Nemoto K, Ohnishi Y
Second Department of Pathology, Niigata University School of Medicine, Niigata, Japan.
Acta Pathol Jpn. 1987 Nov;37(11):1811-22. doi: 10.1111/j.1440-1827.1987.tb02874.x.
Clinicopathologic findings of a case of familial hemophagocytic reticulosis (FHR), for which splenectomy, and biopsy of the liver and mesenteric lymph nodes were performed, is reported. Histologically, the proliferated cells consisted of not only histiocytes showing severe erythrophagocytosis, but also lymphoid cells of various sizes. The lymphoid cells had atypical features including mitotic figures and convoluted nuclei, and were suspected to be T cells as a result of immunohistochemical studies.

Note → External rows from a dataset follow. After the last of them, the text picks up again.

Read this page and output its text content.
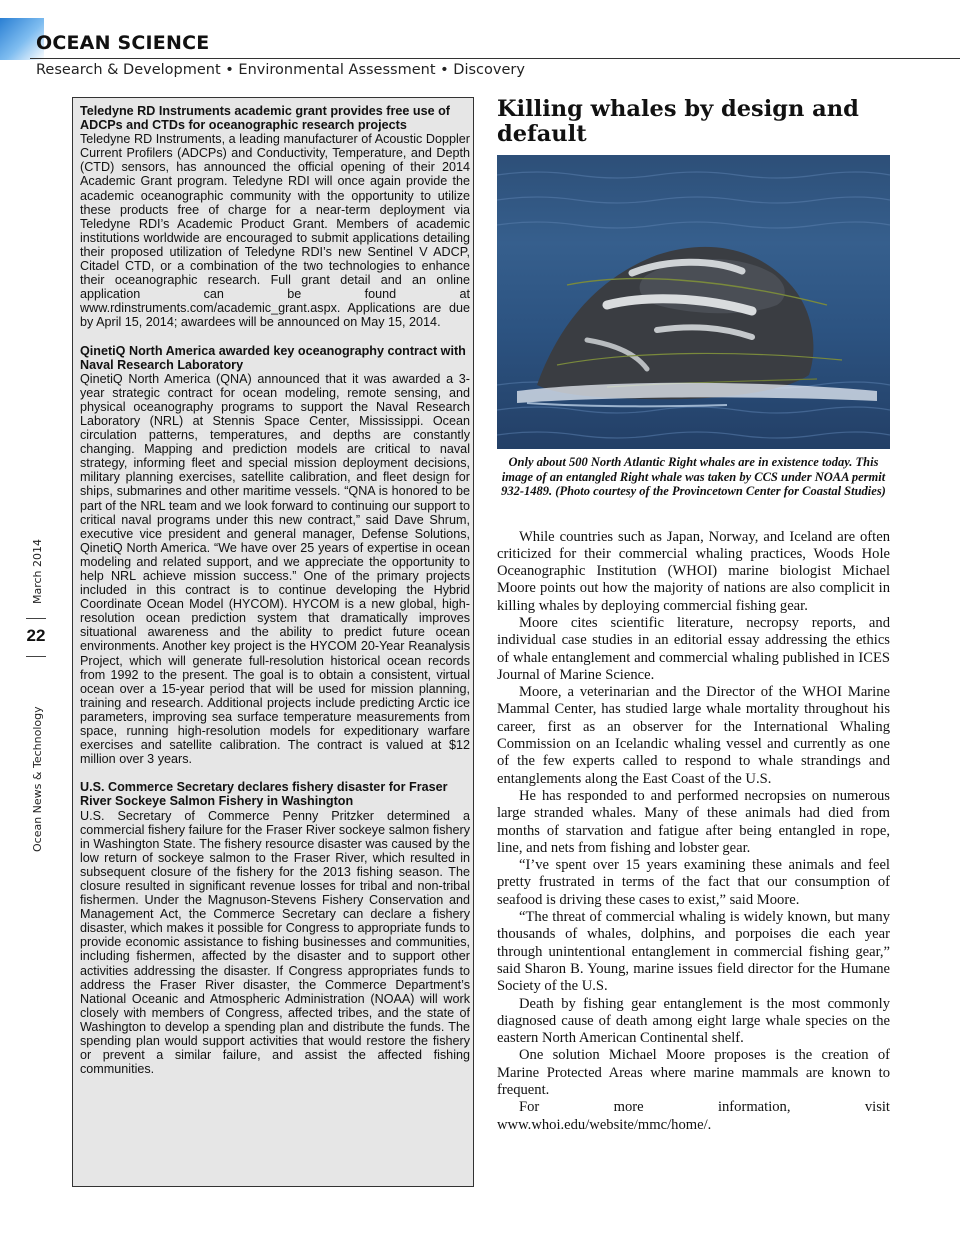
OCEAN SCIENCE
Research & Development • Environmental Assessment • Discovery
March 2014
22
Ocean News & Technology
Teledyne RD Instruments academic grant provides free use of ADCPs and CTDs for oceanographic research projects
Teledyne RD Instruments, a leading manufacturer of Acoustic Doppler Current Profilers (ADCPs) and Conductivity, Temperature, and Depth (CTD) sensors, has announced the official opening of their 2014 Academic Grant program. Teledyne RDI will once again provide the academic oceanographic community with the opportunity to utilize these products free of charge for a near-term deployment via Teledyne RDI’s Academic Product Grant. Members of academic institutions worldwide are encouraged to submit applications detailing their proposed utilization of Teledyne RDI’s new Sentinel V ADCP, Citadel CTD, or a combination of the two technologies to enhance their oceanographic research. Full grant detail and an online application can be found at www.rdinstruments.com/academic_grant.aspx. Applications are due by April 15, 2014; awardees will be announced on May 15, 2014.
QinetiQ North America awarded key oceanography contract with Naval Research Laboratory
QinetiQ North America (QNA) announced that it was awarded a 3-year strategic contract for ocean modeling, remote sensing, and physical oceanography programs to support the Naval Research Laboratory (NRL) at Stennis Space Center, Mississippi. Ocean circulation patterns, temperatures, and depths are constantly changing. Mapping and prediction models are critical to naval strategy, informing fleet and special mission deployment decisions, military planning exercises, satellite calibration, and fleet design for ships, submarines and other maritime vessels. “QNA is honored to be part of the NRL team and we look forward to continuing our support to critical naval programs under this new contract,” said Dave Shrum, executive vice president and general manager, Defense Solutions, QinetiQ North America. “We have over 25 years of expertise in ocean modeling and related support, and we appreciate the opportunity to help NRL achieve mission success.” One of the primary projects included in this contract is to continue developing the Hybrid Coordinate Ocean Model (HYCOM). HYCOM is a new global, high-resolution ocean prediction system that dramatically improves situational awareness and the ability to predict future ocean environments. Another key project is the HYCOM 20-Year Reanalysis Project, which will generate full-resolution historical ocean records from 1992 to the present. The goal is to obtain a consistent, virtual ocean over a 15-year period that will be used for mission planning, training and research. Additional projects include predicting Arctic ice parameters, improving sea surface temperature measurements from space, running high-resolution models for expeditionary warfare exercises and satellite calibration. The contract is valued at $12 million over 3 years.
U.S. Commerce Secretary declares fishery disaster for Fraser River Sockeye Salmon Fishery in Washington
U.S. Secretary of Commerce Penny Pritzker determined a commercial fishery failure for the Fraser River sockeye salmon fishery in Washington State. The fishery resource disaster was caused by the low return of sockeye salmon to the Fraser River, which resulted in subsequent closure of the fishery for the 2013 fishing season. The closure resulted in significant revenue losses for tribal and non-tribal fishermen. Under the Magnuson-Stevens Fishery Conservation and Management Act, the Commerce Secretary can declare a fishery disaster, which makes it possible for Congress to appropriate funds to provide economic assistance to fishing businesses and communities, including fishermen, affected by the disaster and to support other activities addressing the disaster. If Congress appropriates funds to address the Fraser River disaster, the Commerce Department’s National Oceanic and Atmospheric Administration (NOAA) will work closely with members of Congress, affected tribes, and the state of Washington to develop a spending plan and distribute the funds. The spending plan would support activities that would restore the fishery or prevent a similar failure, and assist the affected fishing communities.
Killing whales by design and default

Only about 500 North Atlantic Right whales are in existence today. This image of an entangled Right whale was taken by CCS under NOAA permit 932-1489. (Photo courtesy of the Provincetown Center for Coastal Studies)

While countries such as Japan, Norway, and Iceland are often criticized for their commercial whaling practices, Woods Hole Oceanographic Institution (WHOI) marine biologist Michael Moore points out how the majority of nations are also complicit in killing whales by deploying commercial fishing gear.

Moore cites scientific literature, necropsy reports, and individual case studies in an editorial essay addressing the ethics of whale entanglement and commercial whaling published in ICES Journal of Marine Science.

Moore, a veterinarian and the Director of the WHOI Marine Mammal Center, has studied large whale mortality throughout his career, first as an observer for the International Whaling Commission on an Icelandic whaling vessel and currently as one of the few experts called to respond to whale strandings and entanglements along the East Coast of the U.S.

He has responded to and performed necropsies on numerous large stranded whales. Many of these animals had died from months of starvation and fatigue after being entangled in rope, line, and nets from fishing and lobster gear.

“I’ve spent over 15 years examining these animals and feel pretty frustrated in terms of the fact that our consumption of seafood is driving these cases to exist,” said Moore.

“The threat of commercial whaling is widely known, but many thousands of whales, dolphins, and porpoises die each year through unintentional entanglement in commercial fishing gear,” said Sharon B. Young, marine issues field director for the Humane Society of the U.S.

Death by fishing gear entanglement is the most commonly diagnosed cause of death among eight large whale species on the eastern North American Continental shelf.

One solution Michael Moore proposes is the creation of Marine Protected Areas where marine mammals are known to frequent.

For more information, visit www.whoi.edu/website/mmc/home/.
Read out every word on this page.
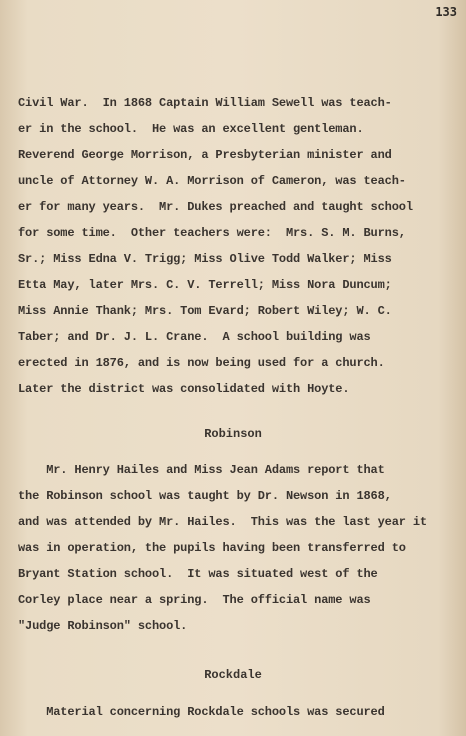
133
Civil War.  In 1868 Captain William Sewell was teach-
er in the school.  He was an excellent gentleman.
Reverend George Morrison, a Presbyterian minister and
uncle of Attorney W. A. Morrison of Cameron, was teach-
er for many years.  Mr. Dukes preached and taught school
for some time.  Other teachers were:  Mrs. S. M. Burns,
Sr.; Miss Edna V. Trigg; Miss Olive Todd Walker; Miss
Etta May, later Mrs. C. V. Terrell; Miss Nora Duncum;
Miss Annie Thank; Mrs. Tom Evard; Robert Wiley; W. C.
Taber; and Dr. J. L. Crane.  A school building was
erected in 1876, and is now being used for a church.
Later the district was consolidated with Hoyte.
Robinson
Mr. Henry Hailes and Miss Jean Adams report that
the Robinson school was taught by Dr. Newson in 1868,
and was attended by Mr. Hailes.  This was the last year it
was in operation, the pupils having been transferred to
Bryant Station school.  It was situated west of the
Corley place near a spring.  The official name was
"Judge Robinson" school.
Rockdale
Material concerning Rockdale schools was secured
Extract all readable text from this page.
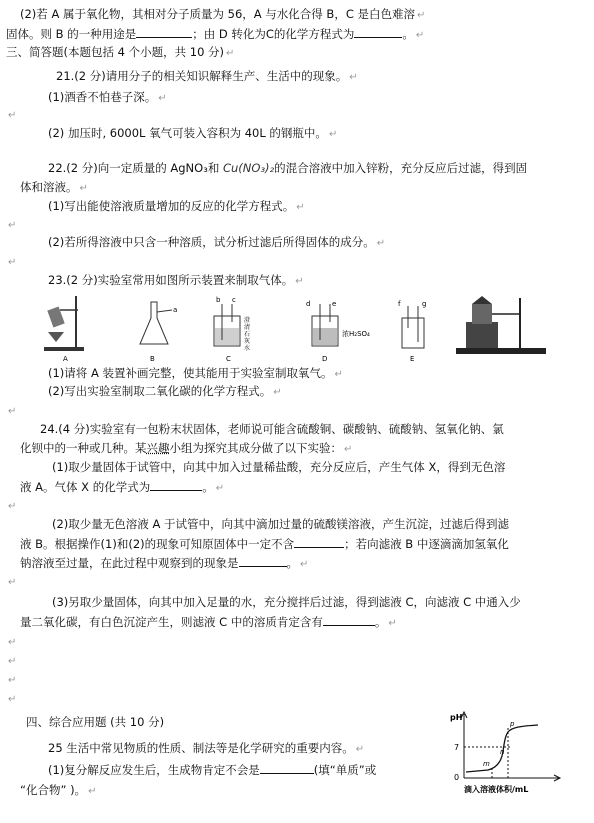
(2)若 A 属于氧化物，其相对分子质量为 56，A 与水化合得 B，C 是白色难溶 ↵
固体。则 B 的一种用途是	；由 D 转化为C的化学方程式为	。 ↵
三、简答题(本题包括 4 个小题，共 10 分) ↵
21.(2 分)请用分子的相关知识解释生产、生活中的现象。 ↵
(1)酒香不怕巷子深。 ↵
↵
(2) 加压时, 6000L 氧气可装入容积为 40L 的钢瓶中。 ↵
22.(2 分)向一定质量的 AgNO₃和 Cu(NO₃)₂的混合溶液中加入锌粉，充分反应后过滤，得到固
体和溶液。 ↵
(1)写出能使溶液质量增加的反应的化学方程式。 ↵
↵
(2)若所得溶液中只含一种溶质，试分析过滤后所得固体的成分。 ↵
↵
23.(2 分)实验室常用如图所示装置来制取气体。 ↵
A
a
B
b c
澄
清
石
灰
水
C
d	e
浓H₂SO₄
D
f	g
E
(1)请将 A 装置补画完整，使其能用于实验室制取氧气。 ↵
(2)写出实验室制取二氧化碳的化学方程式。 ↵
↵
24.(4 分)实验室有一包粉末状固体，老师说可能含硫酸铜、碳酸钠、硫酸钠、氢氧化钠、氯
化钡中的一种或几种。某兴趣小组为探究其成分做了以下实验： ↵
(1)取少量固体于试管中，向其中加入过量稀盐酸，充分反应后，产生气体 X，得到无色溶
液 A。气体 X 的化学式为	。 ↵
↵
(2)取少量无色溶液 A 于试管中，向其中滴加过量的硫酸镁溶液，产生沉淀，过滤后得到滤
液 B。根据操作(1)和(2)的现象可知原固体中一定不含	；若向滤液 B 中逐滴滴加氢氧化
钠溶液至过量，在此过程中观察到的现象是	。 ↵
↵
(3)另取少量固体，向其中加入足量的水，充分搅拌后过滤，得到滤液 C，向滤液 C 中通入少
量二氧化碳，有白色沉淀产生，则滤液 C 中的溶质肯定含有	。 ↵
↵
↵
↵
↵
四、综合应用题 (共 10 分)
25 生活中常见物质的性质、制法等是化学研究的重要内容。 ↵
(1)复分解反应发生后，生成物肯定不会是	(填“单质”或
“化合物” )。 ↵
pH
7
0
m
n
p
滴入溶液体积/mL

We therefore consider that FHR is a special type of lymphoproliferative disease accompanied by severe proliferation of erythrophagocytic histiocytes rather than being a true histiocytic disease. Cytochemical and electron microscopic findings of the involved spleen are also presented.
报告了一例家族性噬血细胞性网状细胞增生症(FHR)的临床病理结果,该病例进行了脾切除术以及肝脏和肠系膜淋巴结活检。组织学上,增殖细胞不仅包括显示严重红细胞吞噬作用的组织细胞,还包括各种大小的淋巴细胞。这些淋巴细胞具有非典型特征,包括有丝分裂象和核卷曲,免疫组织化学研究结果怀疑它们是T细胞。因此,我们认为FHR是一种特殊类型的淋巴增殖性疾病,伴有红细胞吞噬性组织细胞的严重增殖,而不是真正的组织细胞疾病。文中还呈现了受累脾脏的细胞化学和电子显微镜检查结果。